Here's a good primer on mod_rewrite:

http://www.freebsddiary.org/rewrite.php

I used it to accomplish the following...
A user hits a url of say: http://foo.com/84838

I then want to return an object out of our database who's id is 84838. A 404
handler will not help in this case. So, I chose to use mod_rewrite.

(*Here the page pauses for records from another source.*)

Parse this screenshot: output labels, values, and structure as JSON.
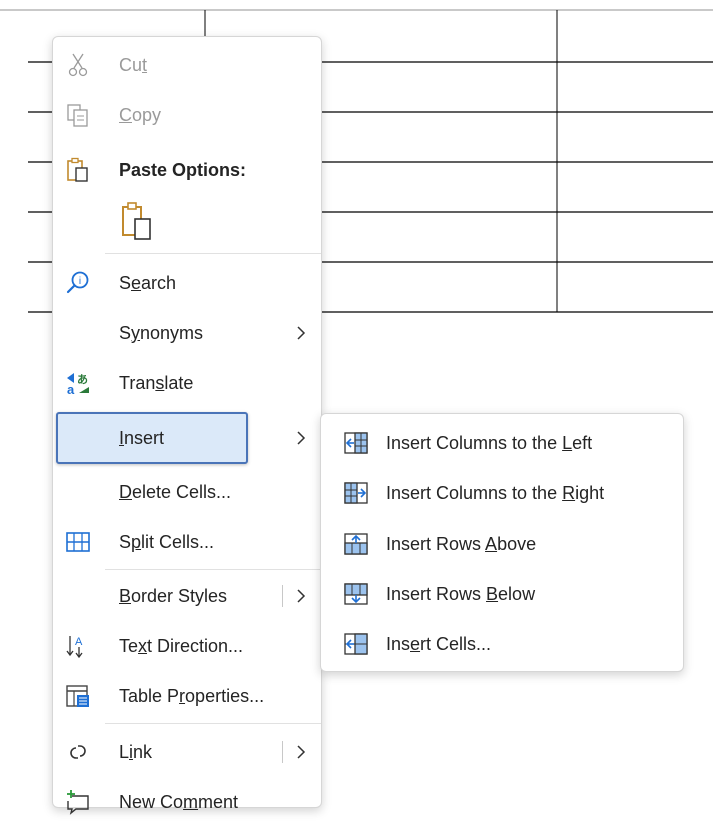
{
  "context_menu": {
    "items": [
      {
        "name": "cut",
        "pre": "Cu",
        "ul": "t",
        "post": ""
      },
      {
        "name": "copy",
        "pre": "",
        "ul": "C",
        "post": "opy"
      },
      {
        "name": "paste-options",
        "pre": "Paste Options:",
        "ul": "",
        "post": ""
      },
      {
        "name": "search",
        "pre": "S",
        "ul": "e",
        "post": "arch"
      },
      {
        "name": "synonyms",
        "pre": "S",
        "ul": "y",
        "post": "nonyms"
      },
      {
        "name": "translate",
        "pre": "Tran",
        "ul": "s",
        "post": "late"
      },
      {
        "name": "insert",
        "pre": "",
        "ul": "I",
        "post": "nsert"
      },
      {
        "name": "delete-cells",
        "pre": "",
        "ul": "D",
        "post": "elete Cells..."
      },
      {
        "name": "split-cells",
        "pre": "S",
        "ul": "p",
        "post": "lit Cells..."
      },
      {
        "name": "border-styles",
        "pre": "",
        "ul": "B",
        "post": "order Styles"
      },
      {
        "name": "text-direction",
        "pre": "Te",
        "ul": "x",
        "post": "t Direction..."
      },
      {
        "name": "table-properties",
        "pre": "Table P",
        "ul": "r",
        "post": "operties..."
      },
      {
        "name": "link",
        "pre": "L",
        "ul": "i",
        "post": "nk"
      },
      {
        "name": "new-comment",
        "pre": "New Co",
        "ul": "m",
        "post": "ment"
      }
    ]
  },
  "insert_submenu": {
    "items": [
      {
        "name": "insert-columns-left",
        "pre": "Insert Columns to the ",
        "ul": "L",
        "post": "eft"
      },
      {
        "name": "insert-columns-right",
        "pre": "Insert Columns to the ",
        "ul": "R",
        "post": "ight"
      },
      {
        "name": "insert-rows-above",
        "pre": "Insert Rows ",
        "ul": "A",
        "post": "bove"
      },
      {
        "name": "insert-rows-below",
        "pre": "Insert Rows ",
        "ul": "B",
        "post": "elow"
      },
      {
        "name": "insert-cells",
        "pre": "Ins",
        "ul": "e",
        "post": "rt Cells..."
      }
    ]
  },
  "colors": {
    "accent": "#4a74b8",
    "highlight": "#dbe9f9",
    "icon_blue": "#1e6fd4",
    "icon_gold": "#c18a2e"
  }
}
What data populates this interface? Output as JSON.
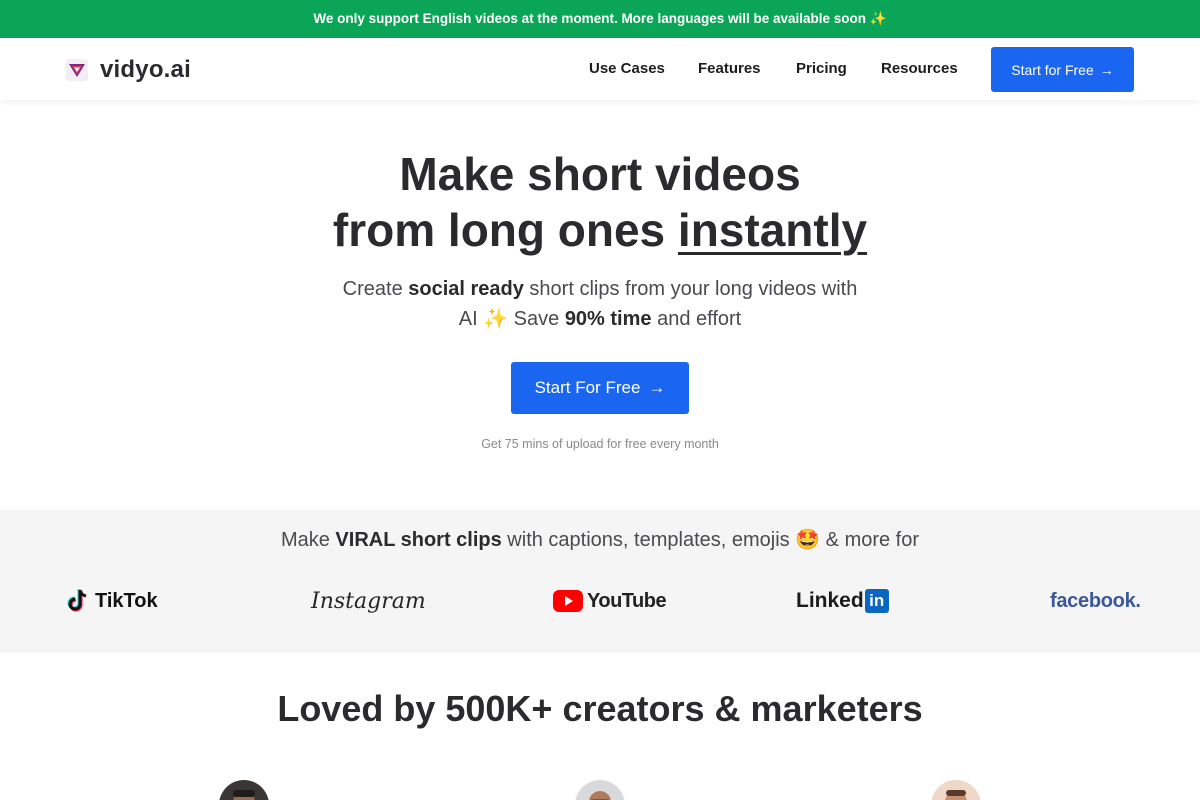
{
  "banner": {
    "text": "We only support English videos at the moment. More languages will be available soon ✨"
  },
  "nav": {
    "logo_text": "vidyo.ai",
    "links": [
      "Use Cases",
      "Features",
      "Pricing",
      "Resources"
    ],
    "cta_label": "Start for Free",
    "cta_icon": "arrow-right-icon"
  },
  "hero": {
    "title_line1": "Make short videos",
    "title_line2_prefix": "from long ones ",
    "title_line2_emphasis": "instantly",
    "sub_part1": "Create ",
    "sub_bold1": "social ready",
    "sub_part2": " short clips from your long videos with AI ✨ Save ",
    "sub_bold2": "90% time",
    "sub_part3": " and effort",
    "cta_label": "Start For Free",
    "note": "Get 75 mins of upload for free every month"
  },
  "platforms": {
    "heading_part1": "Make ",
    "heading_bold": "VIRAL short clips",
    "heading_part2": " with captions, templates, emojis 🤩 & more for",
    "logos": {
      "tiktok": "TikTok",
      "instagram": "Instagram",
      "youtube": "YouTube",
      "linkedin_text": "Linked",
      "linkedin_box": "in",
      "facebook": "facebook."
    }
  },
  "social_proof": {
    "heading": "Loved by 500K+ creators & marketers"
  },
  "colors": {
    "banner_bg": "#0aa556",
    "primary": "#1a66f0",
    "section_bg": "#f5f5f5",
    "text_dark": "#2b2b2e"
  }
}
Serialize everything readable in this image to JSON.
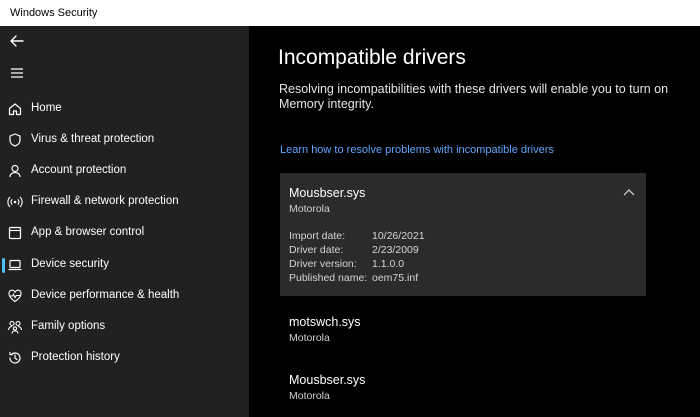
{
  "window": {
    "title": "Windows Security"
  },
  "sidebar": {
    "items": [
      {
        "label": "Home",
        "icon": "home-icon"
      },
      {
        "label": "Virus & threat protection",
        "icon": "shield-icon"
      },
      {
        "label": "Account protection",
        "icon": "person-icon"
      },
      {
        "label": "Firewall & network protection",
        "icon": "wifi-icon"
      },
      {
        "label": "App & browser control",
        "icon": "app-window-icon"
      },
      {
        "label": "Device security",
        "icon": "laptop-icon",
        "active": true
      },
      {
        "label": "Device performance & health",
        "icon": "heart-pulse-icon"
      },
      {
        "label": "Family options",
        "icon": "family-icon"
      },
      {
        "label": "Protection history",
        "icon": "history-icon"
      }
    ]
  },
  "main": {
    "title": "Incompatible drivers",
    "description": "Resolving incompatibilities with these drivers will enable you to turn on Memory integrity.",
    "learn_link": "Learn how to resolve problems with incompatible drivers",
    "expanded_driver": {
      "name": "Mousbser.sys",
      "vendor": "Motorola",
      "properties": [
        {
          "key": "Import date:",
          "value": "10/26/2021"
        },
        {
          "key": "Driver date:",
          "value": "2/23/2009"
        },
        {
          "key": "Driver version:",
          "value": "1.1.0.0"
        },
        {
          "key": "Published name:",
          "value": "oem75.inf"
        }
      ]
    },
    "drivers": [
      {
        "name": "motswch.sys",
        "vendor": "Motorola"
      },
      {
        "name": "Mousbser.sys",
        "vendor": "Motorola"
      }
    ]
  },
  "colors": {
    "accent": "#4cc2ff",
    "link": "#5ea6ff",
    "sidebar_bg": "#212121",
    "card_bg": "#2b2b2b"
  }
}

Anytime
/\d+$ is requested, I use mod rewrite to redirect to a php page that fetches
the object.

Thus a request for:
http://foo.com/84838   redirects to:
http://foo.com/object?id=84838

The user does not see the redirect, their url will remain
"http://foo.com/84838";.

Check out the primer above, it's pretty straght-forward.

/bart

-----Original Message-----
From: Martin Thoma [mailto:[EMAIL PROTECTED]]
Sent: Wednesday, January 16, 2002 9:47 AM
To: [EMAIL PROTECTED]
Subject: Re: [PHP] How to protect JavaScript?


Hi Bart,

thanx for your answer.

> This would only be true if your javascript files were parsed with php.If
> not, then php can't do anything about it of course.

This is possible, I tried it out.

> Look into mod_rewrite. I
> haven't used it in the sense that you're looking for, but I don't see why
> you couldn't.
>
> http://httpd.apache.org/docs-2.0/misc/rewriteguide.html

This is a lot of stuff... Could you give me a hint where the way leads to?